Avec un tel système fourrager, la production laitière est plus sensible aux aléas climatiques qu’avec de l’ensilage de maïs dominant. « Mais, l’état sanitaire du troupeau et la reproduction se sont beaucoup améliorés », affirme l’éleveur. Les résultats de reproduction sont très corrects : 61 % de réussite en 1re IA, 1,7 IA par IA fécondante, 19 % de vaches à plus de 3 IA. L’éleveur fait lui-même les inséminations depuis son installation. Il s’est formé à l’école vétérinaire de Nantes. Il a toujours un taureau sous la main pour le cas où il serait indisponible pour faire une insémination. Il fait également des soins souvent confiés au vétérinaire (perfusions…). Très méticuleux dans tout ce qu’il fait, « il a la volonté de tout maîtriser », note Olivier Dejean. Les résultats sont au rendez-vous : des cellules au ras des pâquerettes (105 000 en 2016), des taux très corrects (41 g/l de TB, 32,8 g/l de TP) et un prix du lait largement au-dessus du prix de base grâce aux primes qualité.
En 2016 pourtant, la bonne maîtrise technique n’aura pas suffi à compenser la chute du prix du lait, qui est livré à Sodiaal mais collecté par Savencia pour son usine locale. La rémunération du travail est tombée à zéro. Situation à laquelle se sont ajoutées des aides PAC retardées et des récoltes perturbées par la météo du printemps. Xavier Doucet suit sa trésorerie régulièrement avec son comptable. « Fin 2017, j’arrive quasiment à jour. Je n’ai pas d’argent d’avance mais je n’ai plus de retards auprès des fournisseurs. En 2016, le résultat comptable était à - 11 000 euros.
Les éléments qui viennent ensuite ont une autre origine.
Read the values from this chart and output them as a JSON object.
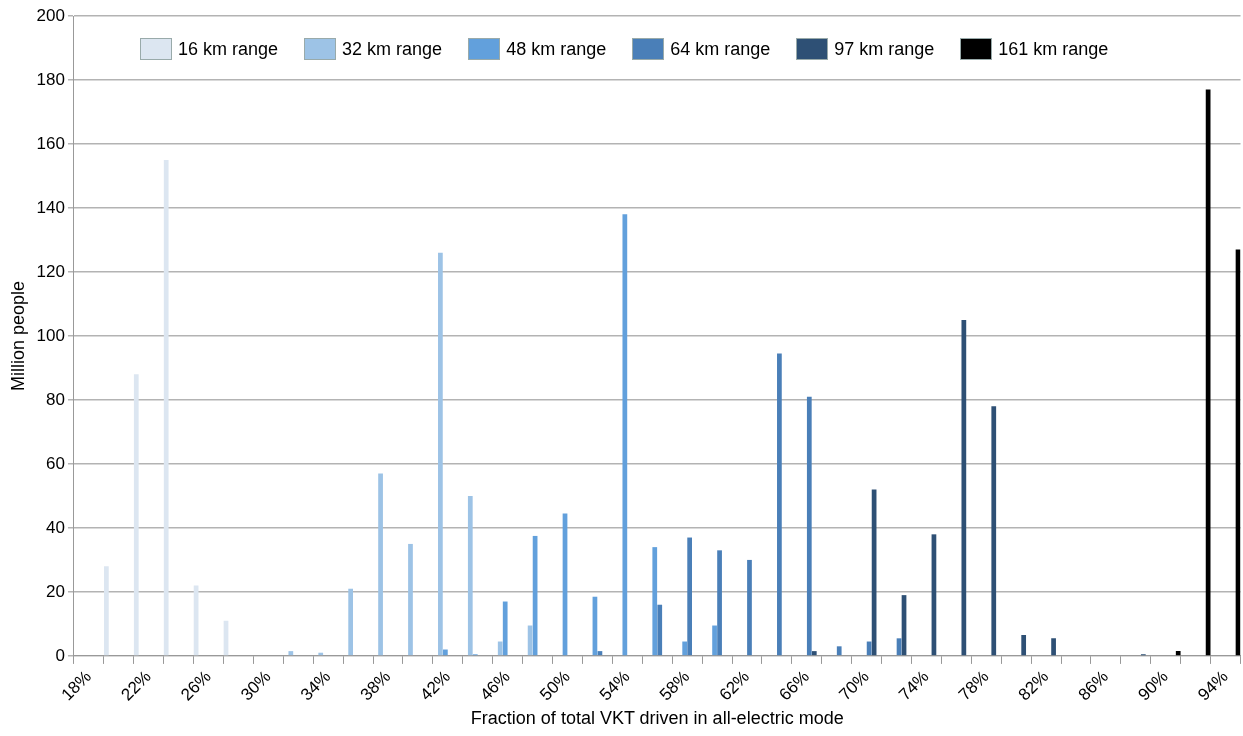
{
  "chart_data": {
    "type": "bar",
    "xlabel": "Fraction of total VKT driven in all-electric mode",
    "ylabel": "Million people",
    "categories": [
      "18%",
      null,
      "22%",
      null,
      "26%",
      null,
      "30%",
      null,
      "34%",
      null,
      "38%",
      null,
      "42%",
      null,
      "46%",
      null,
      "50%",
      null,
      "54%",
      null,
      "58%",
      null,
      "62%",
      null,
      "66%",
      null,
      "70%",
      null,
      "74%",
      null,
      "78%",
      null,
      "82%",
      null,
      "86%",
      null,
      "90%",
      null,
      "94%"
    ],
    "series": [
      {
        "name": "16 km range",
        "color": "#dce6f1",
        "values": [
          null,
          28,
          88,
          155,
          22,
          11,
          null,
          null,
          null,
          null,
          null,
          null,
          null,
          null,
          null,
          null,
          null,
          null,
          null,
          null,
          null,
          null,
          null,
          null,
          null,
          null,
          null,
          null,
          null,
          null,
          null,
          null,
          null,
          null,
          null,
          null,
          null,
          null,
          null
        ]
      },
      {
        "name": "32 km range",
        "color": "#9dc3e6",
        "values": [
          null,
          null,
          null,
          null,
          null,
          null,
          null,
          1.5,
          1,
          21,
          57,
          35,
          126,
          50,
          4.5,
          9.5,
          null,
          null,
          null,
          null,
          null,
          null,
          null,
          null,
          null,
          null,
          null,
          null,
          null,
          null,
          null,
          null,
          null,
          null,
          null,
          null,
          null,
          null,
          null
        ]
      },
      {
        "name": "48 km range",
        "color": "#62a0dc",
        "values": [
          null,
          null,
          null,
          null,
          null,
          null,
          null,
          null,
          null,
          null,
          null,
          null,
          2,
          0.5,
          17,
          37.5,
          44.5,
          18.5,
          138,
          34,
          4.5,
          9.5,
          null,
          null,
          null,
          null,
          null,
          null,
          null,
          null,
          null,
          null,
          null,
          null,
          null,
          null,
          null,
          null,
          null
        ]
      },
      {
        "name": "64 km range",
        "color": "#4a7fb8",
        "values": [
          null,
          null,
          null,
          null,
          null,
          null,
          null,
          null,
          null,
          null,
          null,
          null,
          null,
          null,
          null,
          null,
          null,
          1.5,
          null,
          16,
          37,
          33,
          30,
          94.5,
          81,
          3,
          4.5,
          5.5,
          null,
          null,
          null,
          null,
          null,
          null,
          null,
          null,
          null,
          null,
          null
        ]
      },
      {
        "name": "97 km range",
        "color": "#2e5075",
        "values": [
          null,
          null,
          null,
          null,
          null,
          null,
          null,
          null,
          null,
          null,
          null,
          null,
          null,
          null,
          null,
          null,
          null,
          null,
          null,
          null,
          null,
          null,
          null,
          null,
          1.5,
          null,
          52,
          19,
          38,
          105,
          78,
          6.5,
          5.5,
          null,
          null,
          0.5,
          null,
          null,
          null
        ]
      },
      {
        "name": "161 km range",
        "color": "#000000",
        "values": [
          null,
          null,
          null,
          null,
          null,
          null,
          null,
          null,
          null,
          null,
          null,
          null,
          null,
          null,
          null,
          null,
          null,
          null,
          null,
          null,
          null,
          null,
          null,
          null,
          null,
          null,
          null,
          null,
          null,
          null,
          null,
          null,
          null,
          null,
          null,
          null,
          1.5,
          177,
          127
        ]
      }
    ],
    "ylim": [
      0,
      200
    ],
    "yticks": [
      0,
      20,
      40,
      60,
      80,
      100,
      120,
      140,
      160,
      180,
      200
    ],
    "grid": "y",
    "legend": "top"
  }
}
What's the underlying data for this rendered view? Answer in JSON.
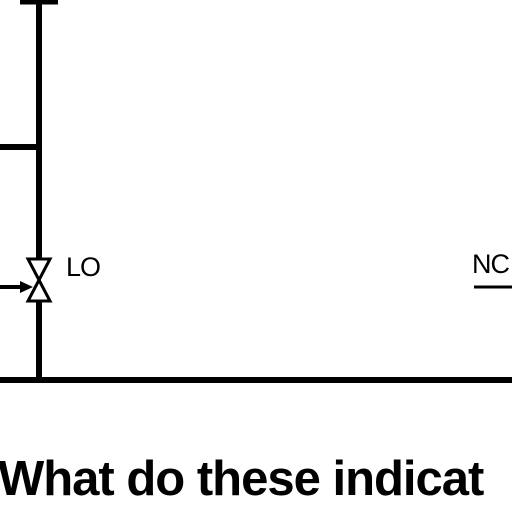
{
  "diagram": {
    "valve_label": "LO",
    "right_label": "NC",
    "question": "What do these indicat"
  }
}
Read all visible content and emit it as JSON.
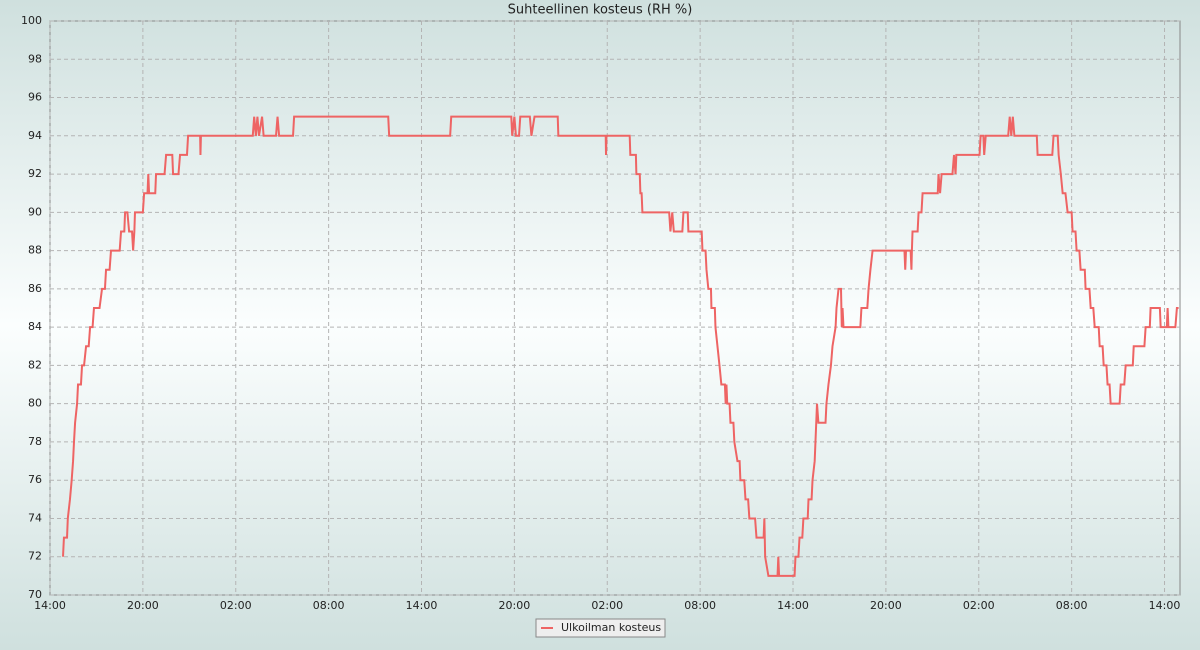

Sur les dix premiers mois de 2017, il est à + 18 000 euros avec un prix moyen du lait de 350 euros », dévoile-t-il. « Il arrive à tirer son épingle du jeu grâce à une très bonne maîtrise technique et à une part importante de main-d’œuvre bénévole », ajoute Olivier Dejean.
Maïs grain humide : 14 €/t de récolte et stockage
Le maïs destiné à l’alimentation du troupeau est moissonné en grain et stocké humide en boudin. « L’objectif est de le récolter entre 28 et 32 % d’humidité », explique Xavier Doucet. Il est aplati et mis en boudin avec la machine de la Cuma locale. Son coût de revient est faible (4 €/m de boudin) car elle est amortie. Il faut y ajouter le coût du plastique (3,5 €/m) et le battage (96 €/ha, soit 8 €/tonne pour 120 qx/ha). En considérant qu’un mètre de boudin permet de stocker 1,2 tonne de maïs à 28 % d’humidité, le coût de récolte et de stockage revient à 14,25 €/tonne de grain. « La possibilité d’irriguer permet d’obtenir des rendements élevés en maïs et de couvrir les besoins du troupeau avec peu de surface, explique Olivier Dejean. C’est ce qui fait que le maïs grain humide est intéressant d’un point de vue économique. » Xavier Doucet apprécie également la plus grande facilité de récolte : « Pour récolter l’ensilage, il fallait 3 à 4 bennes et 1 ou 2 tracteurs au silo. Maintenant il suffit de 2 tracteurs, dont un de 75 à 80 cv pour la machine qui fait le boudin, et de 3 personnes pour assurer la récolte du maïs. La récolte en maïs grain humide est plus facile les années pluvieuses car seule la moissonneuse va dans le champ. »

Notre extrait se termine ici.